KH. Ulil Abshar Abdalla:
Masyarakat modern cenderung memilih kondisi nyaman dalam segala aspek kehidupan, termasuk dalam beragama. Padahal, dalam beragama tidak bisa terus menerus dalam kondisi nyaman. Untuk menjadi hamba yang punya kedudukan tinggi dihadapan Allah Swt, maka sesekali dalam perjalanan hidup seorang muslim pasti mengalami ketidaknyamanan atau inconvenience.
Di dalam agama, ketidaknyamanan itu dinilai oleh Allah Swt., misalnya sakit. Sakit bagi kebanyakan orang adalah kondisi tidak nyaman. Padahal, sakit itu adalah salah satu cara Allah membersihkan dosa kita. Karena itu, Imam Hasan al-Bashri, ulama sufi besar yang hidup pada awal abad kedua hijriah, pernah mengatakan begini:
“Saya tidak kepengin mati dengan nyaman tanpa ada sekarat. Saya kepengin mati dengan sekarat. Kenapa? Karena sekarat ini membantu saya membersihkan dosa-dosa saya.”
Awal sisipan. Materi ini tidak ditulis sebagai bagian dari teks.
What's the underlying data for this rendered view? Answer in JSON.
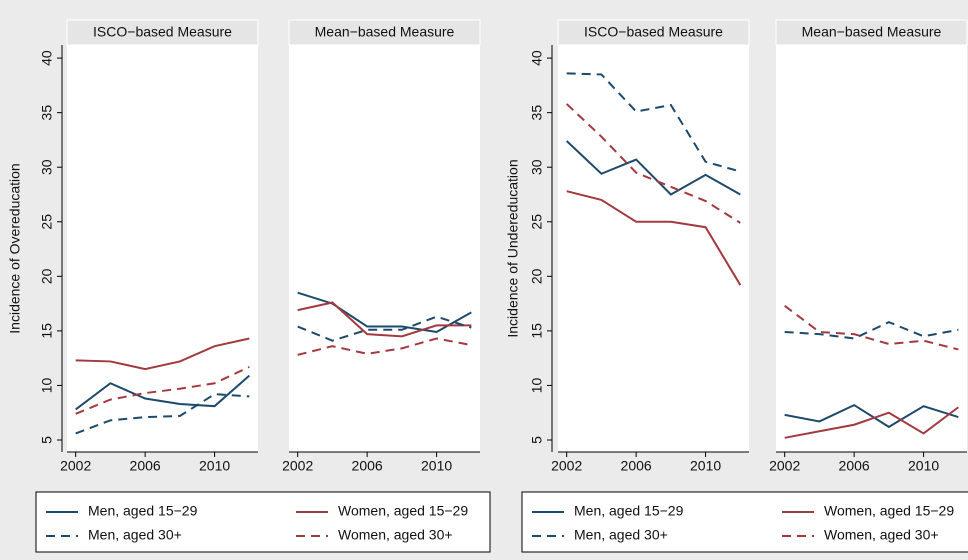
{
  "chart_data": [
    {
      "type": "line",
      "ylabel": "Incidence of Overeducation",
      "panel_titles": [
        "ISCO−based Measure",
        "Mean−based Measure"
      ],
      "x": [
        2002,
        2004,
        2006,
        2008,
        2010,
        2012
      ],
      "xlim": [
        2001.5,
        2012.5
      ],
      "xticks": [
        2002,
        2006,
        2010
      ],
      "ylim": [
        3.9,
        41.2
      ],
      "yticks": [
        5,
        10,
        15,
        20,
        25,
        30,
        35,
        40
      ],
      "series": [
        {
          "name": "Men, aged 15−29",
          "color": "#1d4a6b",
          "dashed": false,
          "values": [
            [
              7.8,
              10.2,
              8.8,
              8.3,
              8.1,
              10.9
            ],
            [
              18.5,
              17.5,
              15.4,
              15.4,
              14.9,
              16.7
            ]
          ]
        },
        {
          "name": "Women, aged 15−29",
          "color": "#a23a40",
          "dashed": false,
          "values": [
            [
              12.3,
              12.2,
              11.5,
              12.2,
              13.6,
              14.3
            ],
            [
              16.9,
              17.6,
              14.7,
              14.5,
              15.5,
              15.5
            ]
          ]
        },
        {
          "name": "Men, aged 30+",
          "color": "#1d4a6b",
          "dashed": true,
          "values": [
            [
              5.6,
              6.8,
              7.1,
              7.2,
              9.2,
              9.0
            ],
            [
              15.4,
              14.1,
              15.1,
              15.1,
              16.3,
              15.3
            ]
          ]
        },
        {
          "name": "Women, aged 30+",
          "color": "#a23a40",
          "dashed": true,
          "values": [
            [
              7.4,
              8.7,
              9.3,
              9.7,
              10.2,
              11.7
            ],
            [
              12.8,
              13.6,
              12.9,
              13.4,
              14.3,
              13.7
            ]
          ]
        }
      ]
    },
    {
      "type": "line",
      "ylabel": "Incidence of Undereducation",
      "panel_titles": [
        "ISCO−based Measure",
        "Mean−based Measure"
      ],
      "x": [
        2002,
        2004,
        2006,
        2008,
        2010,
        2012
      ],
      "xlim": [
        2001.5,
        2012.5
      ],
      "xticks": [
        2002,
        2006,
        2010
      ],
      "ylim": [
        3.9,
        41.2
      ],
      "yticks": [
        5,
        10,
        15,
        20,
        25,
        30,
        35,
        40
      ],
      "series": [
        {
          "name": "Men, aged 15−29",
          "color": "#1d4a6b",
          "dashed": false,
          "values": [
            [
              32.4,
              29.4,
              30.7,
              27.5,
              29.3,
              27.5
            ],
            [
              7.3,
              6.7,
              8.2,
              6.2,
              8.1,
              7.1
            ]
          ]
        },
        {
          "name": "Women, aged 15−29",
          "color": "#a23a40",
          "dashed": false,
          "values": [
            [
              27.8,
              27.0,
              25.0,
              25.0,
              24.5,
              19.2
            ],
            [
              5.2,
              5.8,
              6.4,
              7.5,
              5.6,
              8.0
            ]
          ]
        },
        {
          "name": "Men, aged 30+",
          "color": "#1d4a6b",
          "dashed": true,
          "values": [
            [
              38.6,
              38.5,
              35.1,
              35.7,
              30.5,
              29.6
            ],
            [
              14.9,
              14.7,
              14.3,
              15.8,
              14.5,
              15.1
            ]
          ]
        },
        {
          "name": "Women, aged 30+",
          "color": "#a23a40",
          "dashed": true,
          "values": [
            [
              35.8,
              32.8,
              29.5,
              28.2,
              26.9,
              24.9
            ],
            [
              17.3,
              14.9,
              14.7,
              13.8,
              14.1,
              13.3
            ]
          ]
        }
      ]
    }
  ]
}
Membaca pernyataan Hasan al-Bashri ini, membuat nyali kita langsung ciut. Karena sekarang ini, orang mati pun kepengin mati dengan convenien, dengan nyaman. Sementara, Hasan al-Basri mengatakan, kepingin mati dengan normal, ada sekarat mautnya, ada kesakitannya. Karena kesakitan inilah yang membersihkan dosa.
Jadi di dalam agama itu, sakit ada nilainya. Tapi ini juga bukan berarti kita terus sengaja sakit, kita tetap harus sehat. Namun kalaupun sudah berusaha sehat, kemudian sakit, ini harus dimaknai bahwa sakit itu adalah cara Allah membersihkan dosa-dosa kita.
Karena itu, beragama itu harus ada suasana ketidaknyamanan. Tidak bisa kalau beragama itu nyaman semuanya. Karena kalau nayaman terus, itu sama saja dengan convenience store, supermall, supermarket, kepinginnya enak terus. Seperti nyamannya belanja di mal, yang kondisinya sangat jauh berbeda dengan belanja di pasar tradisional.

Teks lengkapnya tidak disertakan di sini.